The California Department of Education will finalize the revised curriculum after collecting opinions from residents of the state.

References to the comfort women appear in the draft of the curriculum for “World History, Culture, and Geography: The Modern World,” the social studies textbook for the tenth grade, which was posted on the website of the California Department of Education.

“‘Comfort Women,’ a euphemism for sexual slaves, were taken by the Japanese Army in occupied territories before and during the war. ‘Comfort Women’ can be taught as an example of institutionalized sexual slavery, and one of the largest cases of human trafficking in the twentieth century; estimates on the total number of comfort women vary, but most argue that hundreds of thousands of women were forced into these situations during Japanese occupation,” the draft says.

Quoting articles from several South Korean newspapers, the Sankei Shimbun reported that Korean-American educators had attended a hearing to revise the history and social studies curriculum held by the California Department of Education in mid-November and argued that the comfort women system and other savage practices that the Japanese army perpetrated against Korean women during World War II ought to be taught to students in an appropriate way. This suggests that an aggressive media campaign by Korean-Americans brought about the inclusion of the comfort women issue in the curriculum of American public schools.

The newspaper also reported that officials from the Japanese government have been complaining at several international conferences that it is inappropriate to refer to the comfort women as sex slaves.
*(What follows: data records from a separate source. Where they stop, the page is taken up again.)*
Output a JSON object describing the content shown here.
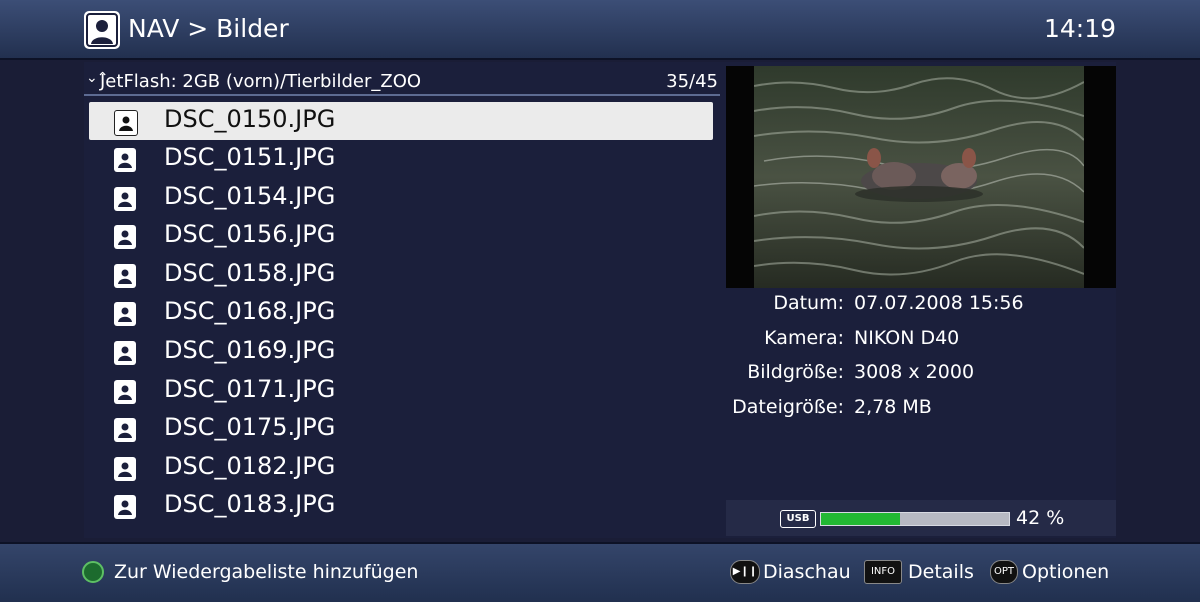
{
  "header": {
    "title": "NAV > Bilder",
    "clock": "14:19"
  },
  "browser": {
    "path": "JetFlash: 2GB (vorn)/Tierbilder_ZOO",
    "count": "35/45",
    "files": [
      "DSC_0150.JPG",
      "DSC_0151.JPG",
      "DSC_0154.JPG",
      "DSC_0156.JPG",
      "DSC_0158.JPG",
      "DSC_0168.JPG",
      "DSC_0169.JPG",
      "DSC_0171.JPG",
      "DSC_0175.JPG",
      "DSC_0182.JPG",
      "DSC_0183.JPG"
    ],
    "selected_index": 0
  },
  "info": [
    {
      "label": "Datum:",
      "value": "07.07.2008 15:56"
    },
    {
      "label": "Kamera:",
      "value": "NIKON D40"
    },
    {
      "label": "Bildgröße:",
      "value": "3008 x 2000"
    },
    {
      "label": "Dateigröße:",
      "value": "2,78 MB"
    }
  ],
  "storage": {
    "icon_text": "USB",
    "percent_text": "42 %",
    "fill_percent": 42
  },
  "footer": {
    "add_label": "Zur Wiedergabeliste hinzufügen",
    "slideshow_label": "Diaschau",
    "info_key": "INFO",
    "details_label": "Details",
    "opt_key": "OPT",
    "options_label": "Optionen"
  },
  "colors": {
    "accent_green": "#22b833",
    "background": "#1b1f3b",
    "selection": "#ebebeb"
  }
}
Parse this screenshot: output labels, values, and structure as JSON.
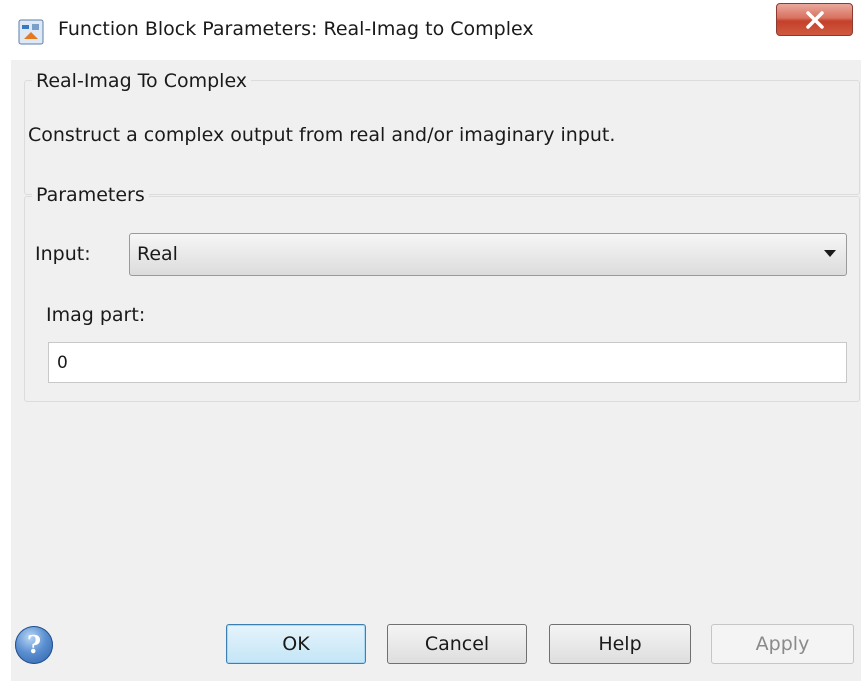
{
  "window": {
    "title": "Function Block Parameters: Real-Imag to Complex"
  },
  "description_group": {
    "legend": "Real-Imag To Complex",
    "text": "Construct a complex output from real and/or imaginary input."
  },
  "parameters_group": {
    "legend": "Parameters",
    "input_label": "Input:",
    "input_value": "Real",
    "imag_label": "Imag part:",
    "imag_value": "0"
  },
  "buttons": {
    "ok": "OK",
    "cancel": "Cancel",
    "help": "Help",
    "apply": "Apply"
  },
  "icons": {
    "app": "simulink-block-icon",
    "close": "close-icon",
    "help": "help-icon",
    "dropdown": "chevron-down-icon"
  },
  "colors": {
    "close_button": "#c4402b",
    "default_button": "#c4e5f6",
    "help_icon": "#2d5fa8"
  }
}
But in Aug. 2014, the UN Human Rights Committee urged the Japanese government to carry out fair, effective, and independent investigations of every complaint about sexual slavery or other human rights violations by the Imperial Japanese Army, to prosecute the accused, and to punish those who are found guilty. The committee also recommended that students and the general public be educated on the issue by adequately covering it in textbooks.